Why We Externalize Our Feelings and the Power of Claiming Them
Updated: May 30, 2019
On a daily basis clients come into session and talk about things that bother them, the hurts, the pains, the traumas, the fears. We’ve noticed when things get deeply personal, it often sounds like this:
“You know, everyone feels this way. You’re hurt when someone you love tells you they want to kill themselves.”
“When you hear words like that from your mom, you hurt.”
“When you go through something like a car wreck, you get scared.”
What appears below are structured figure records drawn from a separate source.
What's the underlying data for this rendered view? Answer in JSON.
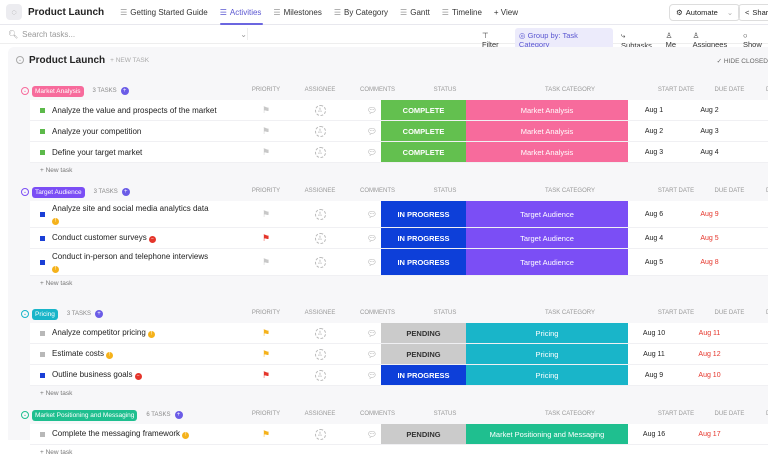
{
  "topbar": {
    "title": "Product Launch",
    "tabs": [
      {
        "label": "Getting Started Guide",
        "icon": "doc-icon"
      },
      {
        "label": "Activities",
        "icon": "list-icon",
        "active": true
      },
      {
        "label": "Milestones",
        "icon": "list-icon"
      },
      {
        "label": "By Category",
        "icon": "board-icon"
      },
      {
        "label": "Gantt",
        "icon": "gantt-icon"
      },
      {
        "label": "Timeline",
        "icon": "calendar-icon"
      }
    ],
    "add_view": "+ View",
    "automate": "Automate",
    "share": "Share"
  },
  "toolbar": {
    "search_placeholder": "Search tasks...",
    "filter": "Filter",
    "group_by": "Group by: Task Category",
    "subtasks": "Subtasks",
    "me": "Me",
    "assignees": "Assignees",
    "show": "Show"
  },
  "list": {
    "title": "Product Launch",
    "new_task": "+ NEW TASK",
    "hide_closed": "✓ HIDE CLOSED"
  },
  "columns": {
    "priority": "PRIORITY",
    "assignee": "ASSIGNEE",
    "comments": "COMMENTS",
    "status": "STATUS",
    "category": "TASK CATEGORY",
    "start": "START DATE",
    "due": "DUE DATE",
    "duration": "DURATI"
  },
  "new_task_row": "+ New task",
  "status_colors": {
    "COMPLETE": "#63c04f",
    "IN PROGRESS": "#0d3fd9",
    "PENDING": "#cbcbcb"
  },
  "groups": [
    {
      "name": "Market Analysis",
      "count": "3 TASKS",
      "color": "#f76b9c",
      "tasks": [
        {
          "name": "Analyze the value and prospects of the market",
          "priority": "none",
          "comments": "1",
          "status": "COMPLETE",
          "category": "Market Analysis",
          "start": "Aug 1",
          "due": "Aug 2",
          "overdue": false
        },
        {
          "name": "Analyze your competition",
          "priority": "none",
          "comments": "1",
          "status": "COMPLETE",
          "category": "Market Analysis",
          "start": "Aug 2",
          "due": "Aug 3",
          "overdue": false
        },
        {
          "name": "Define your target market",
          "priority": "none",
          "comments": "",
          "status": "COMPLETE",
          "category": "Market Analysis",
          "start": "Aug 3",
          "due": "Aug 4",
          "overdue": false
        }
      ]
    },
    {
      "name": "Target Audience",
      "count": "3 TASKS",
      "color": "#7b4ef5",
      "tasks": [
        {
          "name": "Analyze site and social media analytics data",
          "tag": "yellow",
          "priority": "none",
          "comments": "",
          "status": "IN PROGRESS",
          "category": "Target Audience",
          "start": "Aug 6",
          "due": "Aug 9",
          "overdue": true,
          "tall": true
        },
        {
          "name": "Conduct customer surveys",
          "tag": "red",
          "priority": "urgent",
          "comments": "",
          "status": "IN PROGRESS",
          "category": "Target Audience",
          "start": "Aug 4",
          "due": "Aug 5",
          "overdue": true
        },
        {
          "name": "Conduct in-person and telephone interviews",
          "tag": "yellow",
          "priority": "none",
          "comments": "",
          "status": "IN PROGRESS",
          "category": "Target Audience",
          "start": "Aug 5",
          "due": "Aug 8",
          "overdue": true,
          "tall": true
        }
      ]
    },
    {
      "name": "Pricing",
      "count": "3 TASKS",
      "color": "#19b5c9",
      "tasks": [
        {
          "name": "Analyze competitor pricing",
          "tag": "yellow",
          "priority": "high",
          "comments": "",
          "status": "PENDING",
          "category": "Pricing",
          "start": "Aug 10",
          "due": "Aug 11",
          "overdue": true
        },
        {
          "name": "Estimate costs",
          "tag": "yellow",
          "priority": "high",
          "comments": "",
          "status": "PENDING",
          "category": "Pricing",
          "start": "Aug 11",
          "due": "Aug 12",
          "overdue": true
        },
        {
          "name": "Outline business goals",
          "tag": "red",
          "priority": "urgent",
          "comments": "",
          "status": "IN PROGRESS",
          "category": "Pricing",
          "start": "Aug 9",
          "due": "Aug 10",
          "overdue": true
        }
      ]
    },
    {
      "name": "Market Positioning and Messaging",
      "count": "6 TASKS",
      "color": "#1fbf8f",
      "tasks": [
        {
          "name": "Complete the messaging framework",
          "tag": "yellow",
          "priority": "high",
          "comments": "",
          "status": "PENDING",
          "category": "Market Positioning and Messaging",
          "start": "Aug 16",
          "due": "Aug 17",
          "overdue": true
        }
      ]
    }
  ]
}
I’d imagine you understand, as we counselors do, that when we talk like this, when we say “you hurt’, what we really mean is, “I hurt” or “I was scared, I AM scared now.” So why do we do this? It’s almost instinctual to change our “I’s” to “You’s.” The answer is that we instinctually guard against vulnerability. We guard against exposing our human pain to the possible rejection of another human being. In a nutshell, it’s scarier to say “I hurt. I am scared,” than it is to say "you hurt." "When that happens to you, you hurt."
When we change our “I’s” to “You’s” however, we rob ourselves of our own experience in the pain. We hide from other people and rob ourselves of the opportunity to connect with another person in our pain, to witness our pain and those are the very things that HEAL our pain.
I have an adage I often tell my clients when we are walking through pain:
"We name it, we claim it, we feel it, we heal it.”
Using our “I’s” is how we claim our own pain. Because no, YOU didn’t go through it, and NO, not EVERYONE experiences it or feels it. YOU felt it… "I felt it and it hurt ME!"
That’s a terrifying proposition to claim your own pain, but primary to healing.